Recent securitized residential mortgage loans initiated by brokers and correspondent lenders are showing notable improvements and getting closer to performing like the retail loans originators source directly from the borrower, according to Moody’s Investors Service.
Analysts attribute the narrowing performance gap to tighter lending and regulatory controls over brokers and correspondents.
Performance improvements have resulted in credit positive results for newer residential mortgage-backed securities.
The gap, however, may widen up again.
“Economic stress could expose weaknesses in third-party loans that are not yet apparent,” warns Kathy Kelbaugh, Moody’s VP, author of the report titled, “Tighter Originator Controls on Recent Third-Party Residential Mortgage Originations Decrease Risk in US RMBS.”
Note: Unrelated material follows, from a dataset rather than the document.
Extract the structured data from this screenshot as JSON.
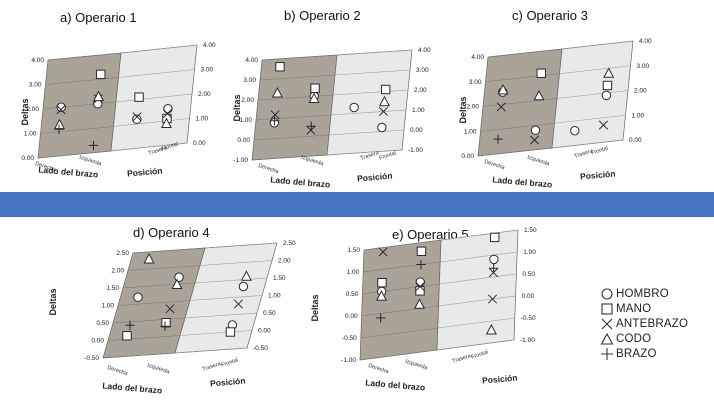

The risks to RMBS will vary depending on whether the party that initiates the loans is a broker or a correspondent, “and on how much oversight originators and aggregators exercise” over them, she explained.
Conclusions are based on the cumulative default rates on Fannie Mae’s and Freddie Mac’s third-party and retail-originated loans from 2000 to 2012.
Moody’s finds that recently-originated third-party loans have performed as well as, and even slightly better than, retail originations, while loans originated between 2004 and 2008 have defaulted far more frequently than retail originations.
Kelbaugh lists among the positive factors originators efforts to change processes, better screen defective credit and appraisal underwriting and fraud, including “refusing to purchase loans that a correspondent sourced from yet another third party.”
Tighter controls over broker-sourced loans using third-party fraud-detection technology also helped.